Local-to-SVAR Misspecification: A DGP of the form y_t = Ay_{t-1} + H[I + T^{-ζ}α(L)]ε_t in which the MA term T^{-ζ}α(L)ε_t represents misspecification that vanishes at rate T^{-ζ}. The rate parameter ζ governs the magnitude; ζ ∈ (1/4, 1/2) is the empirically relevant range where bias is detectable by specification tests yet the bias-variance trade-off between LP and VAR remains non-trivial.
No Free Lunch (for VARs): The result that the worst-case scaled VAR bias equals M√(aVar(β̂_h)/aVar(δ̂_h) − 1), implying that the VAR confidence interval has reliable (robust) coverage if and only if the VAR asymptotic variance is close to that of LP — i.e., there is no way to simultaneously have shorter confidence intervals than LP and guaranteed coverage robustness.
Noise-to-Signal Ratio: The quantity T^{-1}||α(L)||² = trace{Var(T^{-1/2}α(L)ε_t) Var(ε_t)^{-1}}, which measures the total magnitude of the MA misspecification relative to the variance of the shocks. The paper bounds this at M²/T and uses M as the sufficient statistic for worst-case bias and coverage.

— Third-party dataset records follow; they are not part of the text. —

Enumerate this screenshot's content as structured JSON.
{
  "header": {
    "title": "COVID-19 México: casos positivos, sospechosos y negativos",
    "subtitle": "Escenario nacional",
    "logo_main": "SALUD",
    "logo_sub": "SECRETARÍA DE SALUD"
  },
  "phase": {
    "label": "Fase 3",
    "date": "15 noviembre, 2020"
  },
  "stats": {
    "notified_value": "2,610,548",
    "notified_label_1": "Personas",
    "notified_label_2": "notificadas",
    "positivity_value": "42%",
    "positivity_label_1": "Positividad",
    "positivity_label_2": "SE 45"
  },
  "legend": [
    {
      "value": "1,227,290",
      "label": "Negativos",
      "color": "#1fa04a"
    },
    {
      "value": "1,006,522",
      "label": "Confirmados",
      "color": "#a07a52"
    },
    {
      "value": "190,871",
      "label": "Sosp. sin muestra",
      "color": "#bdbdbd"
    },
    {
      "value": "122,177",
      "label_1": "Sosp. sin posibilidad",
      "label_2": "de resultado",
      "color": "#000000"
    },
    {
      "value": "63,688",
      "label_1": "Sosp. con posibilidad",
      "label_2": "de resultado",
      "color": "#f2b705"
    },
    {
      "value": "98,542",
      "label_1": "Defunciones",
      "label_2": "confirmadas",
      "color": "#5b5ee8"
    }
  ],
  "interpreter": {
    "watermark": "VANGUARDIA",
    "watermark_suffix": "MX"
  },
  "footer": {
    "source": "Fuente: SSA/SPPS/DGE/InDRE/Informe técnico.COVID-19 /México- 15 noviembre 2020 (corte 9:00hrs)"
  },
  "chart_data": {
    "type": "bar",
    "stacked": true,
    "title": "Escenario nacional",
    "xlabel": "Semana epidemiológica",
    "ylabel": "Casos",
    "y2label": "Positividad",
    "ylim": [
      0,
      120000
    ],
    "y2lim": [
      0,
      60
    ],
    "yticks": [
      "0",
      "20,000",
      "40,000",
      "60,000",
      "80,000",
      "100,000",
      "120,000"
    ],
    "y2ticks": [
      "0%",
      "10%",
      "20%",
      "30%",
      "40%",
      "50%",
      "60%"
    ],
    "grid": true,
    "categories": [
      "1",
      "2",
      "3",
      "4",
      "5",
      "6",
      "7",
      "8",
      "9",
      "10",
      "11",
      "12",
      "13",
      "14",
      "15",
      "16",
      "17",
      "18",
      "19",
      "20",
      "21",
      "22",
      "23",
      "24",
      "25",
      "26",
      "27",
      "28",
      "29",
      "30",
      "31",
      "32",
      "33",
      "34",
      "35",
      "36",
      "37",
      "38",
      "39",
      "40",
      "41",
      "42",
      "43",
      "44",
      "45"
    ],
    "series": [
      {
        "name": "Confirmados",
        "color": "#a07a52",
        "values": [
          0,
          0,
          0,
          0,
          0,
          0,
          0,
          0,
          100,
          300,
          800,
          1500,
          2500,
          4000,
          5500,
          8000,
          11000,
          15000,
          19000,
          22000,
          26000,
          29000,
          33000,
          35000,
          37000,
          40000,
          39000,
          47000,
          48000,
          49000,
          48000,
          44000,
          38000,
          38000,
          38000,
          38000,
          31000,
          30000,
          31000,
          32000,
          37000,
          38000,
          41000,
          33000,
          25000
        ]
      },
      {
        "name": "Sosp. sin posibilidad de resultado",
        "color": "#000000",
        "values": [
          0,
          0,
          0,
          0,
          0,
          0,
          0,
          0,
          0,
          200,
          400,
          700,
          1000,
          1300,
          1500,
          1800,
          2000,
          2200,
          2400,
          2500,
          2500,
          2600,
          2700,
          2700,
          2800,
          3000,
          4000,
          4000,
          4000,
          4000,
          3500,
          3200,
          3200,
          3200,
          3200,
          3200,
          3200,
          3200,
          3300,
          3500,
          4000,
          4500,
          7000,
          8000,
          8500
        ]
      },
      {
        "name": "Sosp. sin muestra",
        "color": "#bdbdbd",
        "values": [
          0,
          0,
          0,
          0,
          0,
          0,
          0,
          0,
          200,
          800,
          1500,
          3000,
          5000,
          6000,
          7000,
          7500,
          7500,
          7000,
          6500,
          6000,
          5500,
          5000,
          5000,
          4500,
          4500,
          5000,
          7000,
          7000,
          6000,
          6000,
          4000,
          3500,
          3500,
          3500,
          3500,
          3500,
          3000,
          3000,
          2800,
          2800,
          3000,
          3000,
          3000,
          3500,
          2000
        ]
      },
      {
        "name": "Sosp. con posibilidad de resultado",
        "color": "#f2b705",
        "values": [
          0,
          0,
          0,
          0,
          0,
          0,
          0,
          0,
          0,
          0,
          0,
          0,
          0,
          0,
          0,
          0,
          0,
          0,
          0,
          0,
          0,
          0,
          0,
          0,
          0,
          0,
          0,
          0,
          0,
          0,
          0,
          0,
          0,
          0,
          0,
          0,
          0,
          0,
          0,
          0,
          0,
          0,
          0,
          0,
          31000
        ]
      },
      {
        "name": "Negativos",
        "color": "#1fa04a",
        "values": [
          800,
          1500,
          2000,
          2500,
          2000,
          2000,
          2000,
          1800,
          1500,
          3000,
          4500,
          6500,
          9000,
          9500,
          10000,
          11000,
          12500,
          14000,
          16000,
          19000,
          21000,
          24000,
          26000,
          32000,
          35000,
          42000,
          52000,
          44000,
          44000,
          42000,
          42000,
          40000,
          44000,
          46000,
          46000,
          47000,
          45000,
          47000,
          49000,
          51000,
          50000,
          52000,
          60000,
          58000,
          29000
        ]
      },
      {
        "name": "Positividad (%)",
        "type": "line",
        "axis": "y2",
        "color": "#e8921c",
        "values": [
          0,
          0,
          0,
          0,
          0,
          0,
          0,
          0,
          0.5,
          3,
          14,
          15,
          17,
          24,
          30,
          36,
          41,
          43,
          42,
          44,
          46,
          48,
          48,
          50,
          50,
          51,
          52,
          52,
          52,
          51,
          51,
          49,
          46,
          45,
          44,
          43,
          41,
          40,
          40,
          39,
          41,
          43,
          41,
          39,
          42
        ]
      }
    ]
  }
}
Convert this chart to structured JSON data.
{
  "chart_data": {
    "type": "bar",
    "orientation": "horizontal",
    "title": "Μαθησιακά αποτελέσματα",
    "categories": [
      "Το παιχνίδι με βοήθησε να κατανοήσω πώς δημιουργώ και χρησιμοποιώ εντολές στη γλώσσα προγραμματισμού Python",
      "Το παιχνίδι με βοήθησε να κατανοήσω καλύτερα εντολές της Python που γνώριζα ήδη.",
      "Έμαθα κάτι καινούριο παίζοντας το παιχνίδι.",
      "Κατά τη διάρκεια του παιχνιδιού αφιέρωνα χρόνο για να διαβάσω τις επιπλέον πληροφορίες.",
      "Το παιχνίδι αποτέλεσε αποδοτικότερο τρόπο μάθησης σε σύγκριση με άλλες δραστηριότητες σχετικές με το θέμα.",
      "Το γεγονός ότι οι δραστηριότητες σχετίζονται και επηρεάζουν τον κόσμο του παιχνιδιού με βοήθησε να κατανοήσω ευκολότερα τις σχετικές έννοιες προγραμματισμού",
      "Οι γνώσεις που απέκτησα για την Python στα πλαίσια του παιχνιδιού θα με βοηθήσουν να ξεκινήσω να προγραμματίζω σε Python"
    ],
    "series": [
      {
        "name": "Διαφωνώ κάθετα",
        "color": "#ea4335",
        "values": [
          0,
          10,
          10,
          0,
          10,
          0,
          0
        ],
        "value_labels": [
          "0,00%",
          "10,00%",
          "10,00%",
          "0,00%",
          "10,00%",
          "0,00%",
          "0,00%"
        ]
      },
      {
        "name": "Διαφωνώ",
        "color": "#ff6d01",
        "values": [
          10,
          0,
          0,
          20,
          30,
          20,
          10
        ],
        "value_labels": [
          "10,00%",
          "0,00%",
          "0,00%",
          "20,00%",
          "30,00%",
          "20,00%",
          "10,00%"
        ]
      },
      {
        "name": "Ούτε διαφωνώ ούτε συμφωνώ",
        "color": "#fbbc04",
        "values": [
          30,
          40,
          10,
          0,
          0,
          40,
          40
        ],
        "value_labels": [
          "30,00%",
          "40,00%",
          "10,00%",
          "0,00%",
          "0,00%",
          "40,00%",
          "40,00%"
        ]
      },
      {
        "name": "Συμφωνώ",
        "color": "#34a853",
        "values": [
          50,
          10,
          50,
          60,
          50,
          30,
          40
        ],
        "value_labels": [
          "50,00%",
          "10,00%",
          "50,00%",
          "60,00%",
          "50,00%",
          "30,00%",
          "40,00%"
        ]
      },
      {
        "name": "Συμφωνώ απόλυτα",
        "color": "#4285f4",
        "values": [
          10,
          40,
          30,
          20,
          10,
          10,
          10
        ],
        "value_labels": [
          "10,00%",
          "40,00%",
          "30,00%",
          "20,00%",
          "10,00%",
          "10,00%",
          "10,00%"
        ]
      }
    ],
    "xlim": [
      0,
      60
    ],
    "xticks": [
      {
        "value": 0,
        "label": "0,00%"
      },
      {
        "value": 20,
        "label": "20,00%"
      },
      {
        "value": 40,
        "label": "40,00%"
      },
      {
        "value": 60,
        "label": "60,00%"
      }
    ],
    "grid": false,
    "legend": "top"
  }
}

Bias-Aware Critical Value: An inflated critical value cv_{1-α}(b) solving r(b; cv_{1-α}(b)) = α, used to construct a VAR confidence interval CI_B(δ̂_h; M) that achieves correct asymptotic coverage by accounting for the worst-case bias M√(aVar(β̂_h)/aVar(δ̂_h) − 1). The paper shows this approach typically produces intervals at least as wide as LP for M ≥ 2.
Asymptotic Bias of VAR (aBias): The scaled bias term T^{ζ}E[δ̂_h − θ_{h,T}] converging to aBias(δ̂_h) = trace{S^{-1}Ψ_h H Σ_{ℓ=1}^∞ α_ℓ D H’(A’)^{ℓ-1}} − e’{i*,n} Σ{ℓ=1}^h A^{h-ℓ} H α_ℓ e_{j*,m}. This term is structurally absent from the LP asymptotics due to the double robustness mechanism.